The dollar was glued in tight ranges throughout the day as Tokyo dealers refrained from taking new positions before the weekend, having experienced rapid volatility during the week.
“There was not much energy left for Tokyo players to take new positions after seeing the dollar plunging to 118.90 yen (on Wednesday) and the euro powering up towards parity (to $0.9944 on Wednesday),” a senior dealer at a Japanese trust bank said.
“With nervousness about intervention intact, the market hesitated to drive the dollar lower on Friday,” the dealer said. “But as there are still many uncertainties, the dollar could come under more pressure if US stocks plunge again.”
The dollar stayed around 119.40-119.50 yen throughout the day, keeping some distance from its seven-month low of 118.90 hit on Wednesday. As of 0541 GMT, the dollar was quoted at 119.46/51 yen, little changed from 119.55/60 yen in late US trade.
The euro briefly rose above 99 cents in early trade but fell back to stand at 98.78/83. Europe’s common currency was quoted at 118.07/16 yen, little changed from late US levels around 118.11.

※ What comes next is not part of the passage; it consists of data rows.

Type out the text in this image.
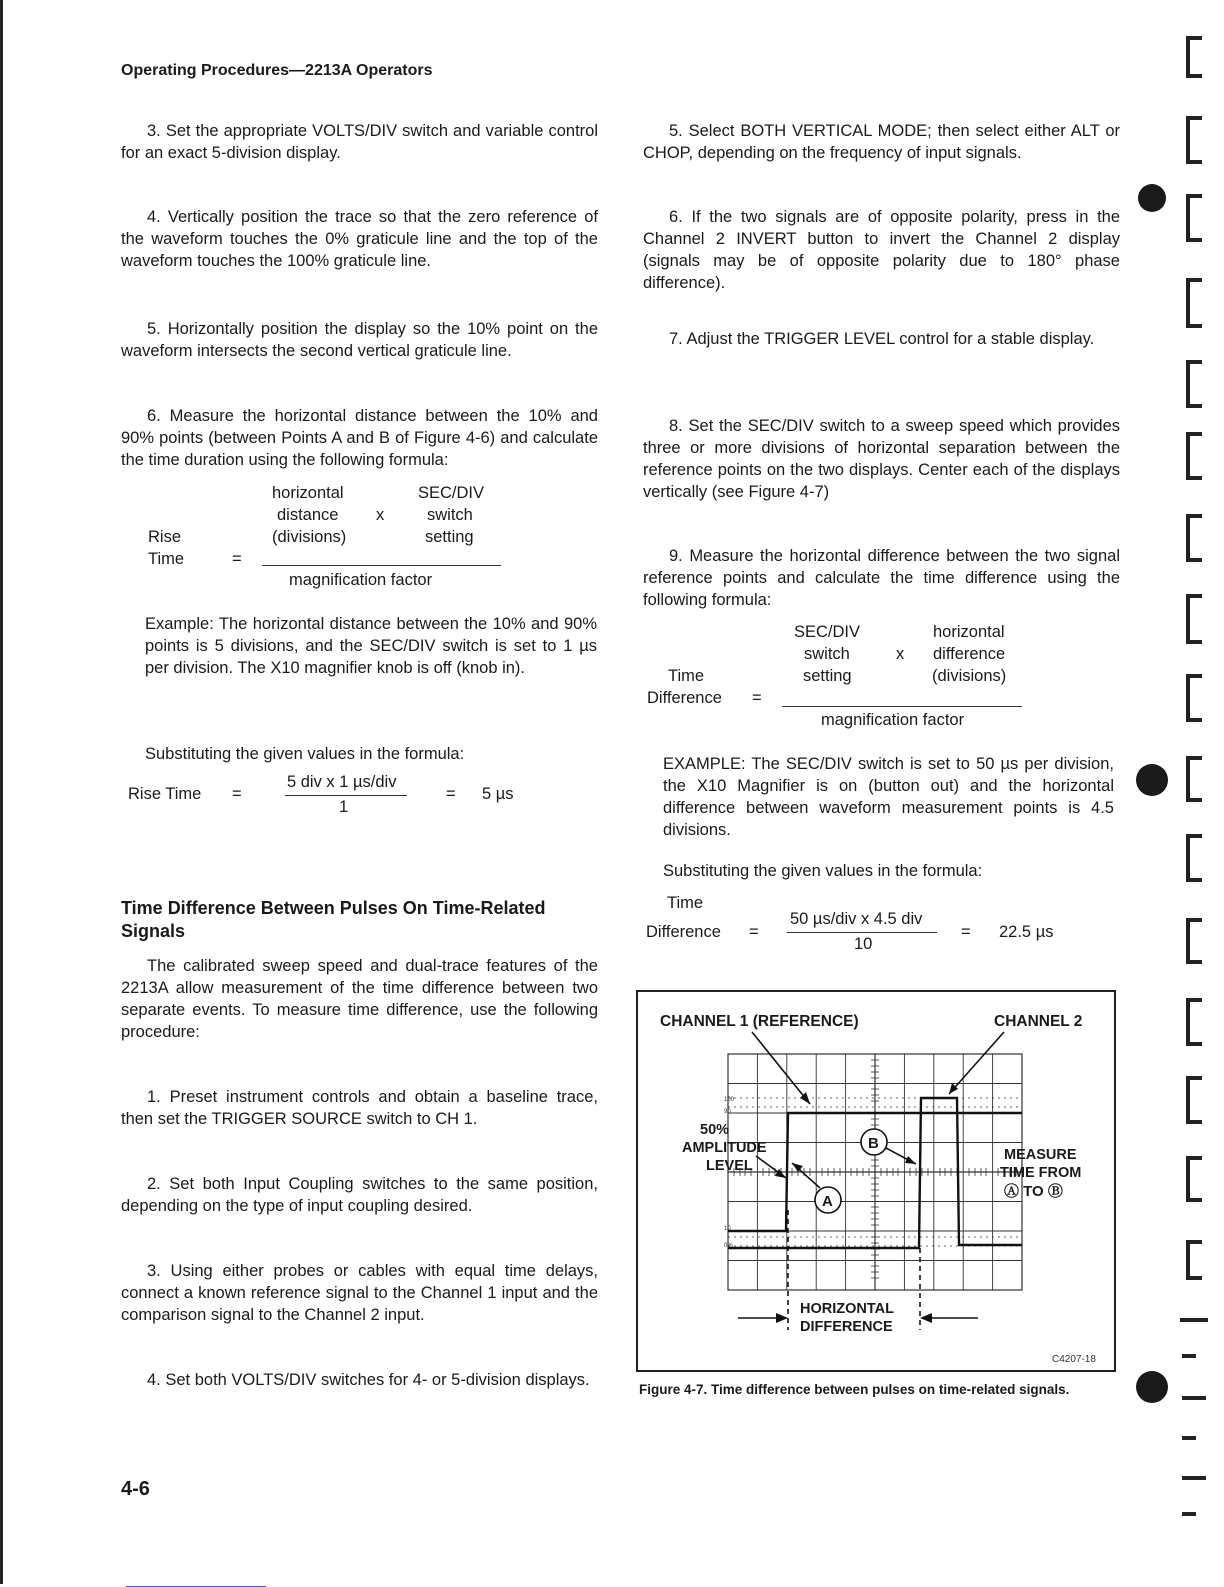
Operating Procedures—2213A Operators
3. Set the appropriate VOLTS/DIV switch and variable control for an exact 5-division display.
4. Vertically position the trace so that the zero reference of the waveform touches the 0% graticule line and the top of the waveform touches the 100% graticule line.
5. Horizontally position the display so the 10% point on the waveform intersects the second vertical graticule line.
6. Measure the horizontal distance between the 10% and 90% points (between Points A and B of Figure 4-6) and calculate the time duration using the following formula:
horizontal
distance
(divisions)
x
SEC/DIV
switch
setting
Rise
Time	=
magnification factor
Example: The horizontal distance between the 10% and 90% points is 5 divisions, and the SEC/DIV switch is set to 1 µs per division. The X10 magnifier knob is off (knob in).
Substituting the given values in the formula:
Rise Time =
5 div x 1 µs/div
1
= 5 µs
Time Difference Between Pulses On Time-Related Signals
The calibrated sweep speed and dual-trace features of the 2213A allow measurement of the time difference between two separate events. To measure time difference, use the following procedure:
1. Preset instrument controls and obtain a baseline trace, then set the TRIGGER SOURCE switch to CH 1.
2. Set both Input Coupling switches to the same position, depending on the type of input coupling desired.
3. Using either probes or cables with equal time delays, connect a known reference signal to the Channel 1 input and the comparison signal to the Channel 2 input.
4. Set both VOLTS/DIV switches for 4- or 5-division displays.
4-6
5. Select BOTH VERTICAL MODE; then select either ALT or CHOP, depending on the frequency of input signals.
6. If the two signals are of opposite polarity, press in the Channel 2 INVERT button to invert the Channel 2 display (signals may be of opposite polarity due to 180° phase difference).
7. Adjust the TRIGGER LEVEL control for a stable display.
8. Set the SEC/DIV switch to a sweep speed which provides three or more divisions of horizontal separation between the reference points on the two displays. Center each of the displays vertically (see Figure 4-7)
9. Measure the horizontal difference between the two signal reference points and calculate the time difference using the following formula:
SEC/DIV
switch
setting
x
horizontal
difference
(divisions)
Time
Difference =
magnification factor
EXAMPLE: The SEC/DIV switch is set to 50 µs per division, the X10 Magnifier is on (button out) and the horizontal difference between waveform measurement points is 4.5 divisions.
Substituting the given values in the formula:
Time
Difference =
50 µs/div x 4.5 div
10
= 22.5 µs
CHANNEL 1 (REFERENCE)	CHANNEL 2
50%
AMPLITUDE
LEVEL
MEASURE
TIME FROM
Ⓐ TO Ⓑ
A
B
100
90
10
0%
HORIZONTAL
DIFFERENCE
C4207-18
Figure 4-7. Time difference between pulses on time-related signals.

Downward pressure on the dollar was strong, with plenty of speculators waiting to sell should it rise on intervention and heavy sell orders placed above 120 yen, dealers said.
Many exporters were rumoured to be lowering their offer levels from above 121 yen, they said. The market shrugged off a barrage of Japanese economic indicators, which drew a mixed picture of the economy.
On the bright side, industrial production rose 3.9 per cent in May from April, beating expectations centred on 2.9 per cent.